Professors Move To Eliminate Chatspeak

Some professors are not too pleased with the way text message abbreviations are infiltrating the classroom.


Faculty members increasingly have expressed irritation about reading acronyms and abbreviations they often do not understand, said Sally Murphy, a Cal State East Bay professor and director of the university's general-education program. One e-mail to a professor started with, "Yo, teach," she said.

"It has a real effect on the tone of professionalism," said Murphy, who also has seen younger instructors use the shorthand. "We tell them very specifically how this is going to affect them in life. It's kind of like wearing their jeans below their butt. They're going to lose all credibility."
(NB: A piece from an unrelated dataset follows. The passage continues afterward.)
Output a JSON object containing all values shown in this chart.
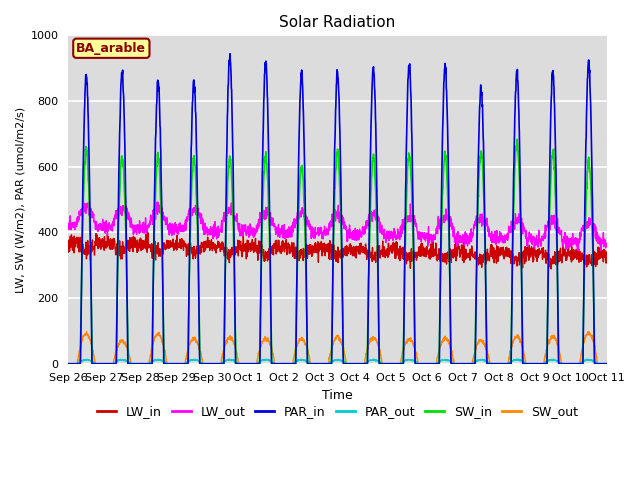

Cal State East Bay instructor Alejo Enriquez has gone so far as to explicitly banned text-message speak from e-mail correspondence in his class syllabus.

A 2008 study of high school and middle school students by the Pew Internet & American Life Project that found a majority of them had used chatspeak and emoticons in class assignments.

Teens generally do not believe that technology negatively influences the quality of their writing, but they do acknowledge that the informal styles of writing that mark the use of these text-based technologies for many teens do occasionally filter into their school work. Overall, nearly two-thirds of teens (64%) say they incorporate some informal styles from their text-based communications into their writing at school.

What do you think? Is this a matter to LOL at?